Dwaj mężczyźni zostali skazani przez Sąd Okręgowy w Krośnie za śmiertelne potrącenie kobiety i nieudzielenie pomocy. Obaj usłyszeli wyroki dwóch lat pozbawienia wolności. Sąd uchylił zarzut zabójstwa.
- Oskarżeni 5 grudnia 2018 roku w Milczy na ulicy Kolejowej, działając w zamiarze ewentualnym, wspólnie i w porozumieniu pozbawili życia Zofię K. w ten sposób, że po potrąceniu pieszej w wepchnęli ją do betonowego przepustu, gdzie ją pozostawili, gdzie umarła. Zmniejszyli możliwość udzielenia jej pomocy przez osoby postronne. Nadto Dawida M za winnego tego, że umyślnie naruszył zasady w ruchu drogowym, nie zachował ostrożności, co skutkowało zjechaniem samochodu i uderzeniem Zofii K. znajdującej się na poboczu, co skutkowało jej ciężkim uszczerbkiem na zdrowiu, następnie zbiegł z miejsca z wypadku – odczytał sędzia.

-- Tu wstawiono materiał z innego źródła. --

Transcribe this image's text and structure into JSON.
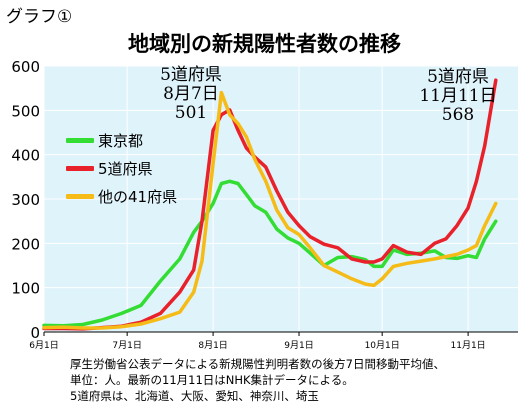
{
  "header": {
    "graph_label": "グラフ①"
  },
  "chart_data": {
    "type": "line",
    "title": "地域別の新規陽性者数の推移",
    "xlabel": "",
    "ylabel": "",
    "ylim": [
      0,
      600
    ],
    "yticks": [
      0,
      100,
      200,
      300,
      400,
      500,
      600
    ],
    "x_range": [
      "2021-06-01",
      "2021-11-11"
    ],
    "x_ticks": [
      {
        "date": "2021-06-01",
        "label": "6月1日"
      },
      {
        "date": "2021-07-01",
        "label": "7月1日"
      },
      {
        "date": "2021-08-01",
        "label": "8月1日"
      },
      {
        "date": "2021-09-01",
        "label": "9月1日"
      },
      {
        "date": "2021-10-01",
        "label": "10月1日"
      },
      {
        "date": "2021-11-01",
        "label": "11月1日"
      }
    ],
    "plot_background": "#dff3fb",
    "legend_position": "left",
    "series": [
      {
        "name": "東京都",
        "color": "#33dd33",
        "points": [
          [
            "2021-06-01",
            15
          ],
          [
            "2021-06-08",
            14
          ],
          [
            "2021-06-15",
            17
          ],
          [
            "2021-06-22",
            27
          ],
          [
            "2021-06-29",
            42
          ],
          [
            "2021-07-06",
            60
          ],
          [
            "2021-07-13",
            115
          ],
          [
            "2021-07-20",
            165
          ],
          [
            "2021-07-25",
            225
          ],
          [
            "2021-07-28",
            250
          ],
          [
            "2021-08-01",
            290
          ],
          [
            "2021-08-04",
            335
          ],
          [
            "2021-08-07",
            340
          ],
          [
            "2021-08-10",
            335
          ],
          [
            "2021-08-13",
            310
          ],
          [
            "2021-08-16",
            285
          ],
          [
            "2021-08-20",
            270
          ],
          [
            "2021-08-24",
            232
          ],
          [
            "2021-08-28",
            212
          ],
          [
            "2021-09-01",
            200
          ],
          [
            "2021-09-05",
            178
          ],
          [
            "2021-09-10",
            150
          ],
          [
            "2021-09-15",
            168
          ],
          [
            "2021-09-20",
            170
          ],
          [
            "2021-09-25",
            163
          ],
          [
            "2021-09-28",
            148
          ],
          [
            "2021-10-01",
            148
          ],
          [
            "2021-10-05",
            185
          ],
          [
            "2021-10-10",
            175
          ],
          [
            "2021-10-15",
            178
          ],
          [
            "2021-10-20",
            183
          ],
          [
            "2021-10-24",
            168
          ],
          [
            "2021-10-28",
            166
          ],
          [
            "2021-11-01",
            172
          ],
          [
            "2021-11-04",
            168
          ],
          [
            "2021-11-07",
            210
          ],
          [
            "2021-11-11",
            250
          ]
        ]
      },
      {
        "name": "5道府県",
        "color": "#e8212a",
        "points": [
          [
            "2021-06-01",
            8
          ],
          [
            "2021-06-08",
            8
          ],
          [
            "2021-06-15",
            7
          ],
          [
            "2021-06-22",
            10
          ],
          [
            "2021-06-29",
            13
          ],
          [
            "2021-07-06",
            22
          ],
          [
            "2021-07-13",
            42
          ],
          [
            "2021-07-20",
            90
          ],
          [
            "2021-07-25",
            140
          ],
          [
            "2021-07-28",
            250
          ],
          [
            "2021-08-01",
            455
          ],
          [
            "2021-08-04",
            490
          ],
          [
            "2021-08-07",
            501
          ],
          [
            "2021-08-10",
            455
          ],
          [
            "2021-08-13",
            415
          ],
          [
            "2021-08-16",
            395
          ],
          [
            "2021-08-20",
            372
          ],
          [
            "2021-08-24",
            318
          ],
          [
            "2021-08-28",
            270
          ],
          [
            "2021-09-01",
            240
          ],
          [
            "2021-09-05",
            215
          ],
          [
            "2021-09-10",
            198
          ],
          [
            "2021-09-15",
            190
          ],
          [
            "2021-09-20",
            165
          ],
          [
            "2021-09-25",
            158
          ],
          [
            "2021-09-28",
            158
          ],
          [
            "2021-10-01",
            165
          ],
          [
            "2021-10-05",
            195
          ],
          [
            "2021-10-10",
            180
          ],
          [
            "2021-10-15",
            175
          ],
          [
            "2021-10-20",
            200
          ],
          [
            "2021-10-24",
            210
          ],
          [
            "2021-10-28",
            240
          ],
          [
            "2021-11-01",
            280
          ],
          [
            "2021-11-04",
            340
          ],
          [
            "2021-11-07",
            420
          ],
          [
            "2021-11-11",
            568
          ]
        ]
      },
      {
        "name": "他の41府県",
        "color": "#f5bb16",
        "points": [
          [
            "2021-06-01",
            10
          ],
          [
            "2021-06-08",
            11
          ],
          [
            "2021-06-15",
            9
          ],
          [
            "2021-06-22",
            9
          ],
          [
            "2021-06-29",
            12
          ],
          [
            "2021-07-06",
            18
          ],
          [
            "2021-07-13",
            30
          ],
          [
            "2021-07-20",
            45
          ],
          [
            "2021-07-25",
            90
          ],
          [
            "2021-07-28",
            160
          ],
          [
            "2021-08-01",
            380
          ],
          [
            "2021-08-04",
            540
          ],
          [
            "2021-08-07",
            490
          ],
          [
            "2021-08-10",
            470
          ],
          [
            "2021-08-13",
            440
          ],
          [
            "2021-08-16",
            390
          ],
          [
            "2021-08-20",
            340
          ],
          [
            "2021-08-24",
            275
          ],
          [
            "2021-08-28",
            235
          ],
          [
            "2021-09-01",
            220
          ],
          [
            "2021-09-05",
            190
          ],
          [
            "2021-09-10",
            150
          ],
          [
            "2021-09-15",
            135
          ],
          [
            "2021-09-20",
            120
          ],
          [
            "2021-09-25",
            108
          ],
          [
            "2021-09-28",
            105
          ],
          [
            "2021-10-01",
            120
          ],
          [
            "2021-10-05",
            148
          ],
          [
            "2021-10-10",
            155
          ],
          [
            "2021-10-15",
            160
          ],
          [
            "2021-10-20",
            165
          ],
          [
            "2021-10-24",
            170
          ],
          [
            "2021-10-28",
            175
          ],
          [
            "2021-11-01",
            185
          ],
          [
            "2021-11-04",
            195
          ],
          [
            "2021-11-07",
            240
          ],
          [
            "2021-11-11",
            290
          ]
        ]
      }
    ],
    "annotations": [
      {
        "lines": [
          "5道府県",
          "8月7日",
          "501"
        ]
      },
      {
        "lines": [
          "5道府県",
          "11月11日",
          "568"
        ]
      }
    ]
  },
  "notes": [
    "厚生労働省公表データによる新規陽性判明者数の後方7日間移動平均値、",
    "単位：人。最新の11月11日はNHK集計データによる。",
    "5道府県は、北海道、大阪、愛知、神奈川、埼玉"
  ]
}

- W ocenie sądu nie było śladów, że oskarżeni dopuścili się wepchnięcia pokrzywdzonej do przepustu. Opinie biegłych wskazują, może niejednoznacznie, że to wepchnięcie nastąpiło. Po zapoznaniu z pełnym uzasadnieniem będziemy mogli podjąć decyzję, czy będziemy apelację składać - mówił po wyroku Paweł Wójcikiewicz, pełnomocnik oskarżyciela posiłkowego.
- Jako obrona cieszymy się, że sąd nie przyjął art. 148 kodeksu karnego dlatego, że uważamy, że nie było dowodów na postawienie takiego zarzutu. Odnośnie dalszych czynów, za które mój klient został skazany, będziemy składać apelacje na poziomie medycznym. Sąd będzie musiał zbadać, czy na pewno można za to przypisać winę mojemu klientowi – stwierdził obrońca Hubert Saski.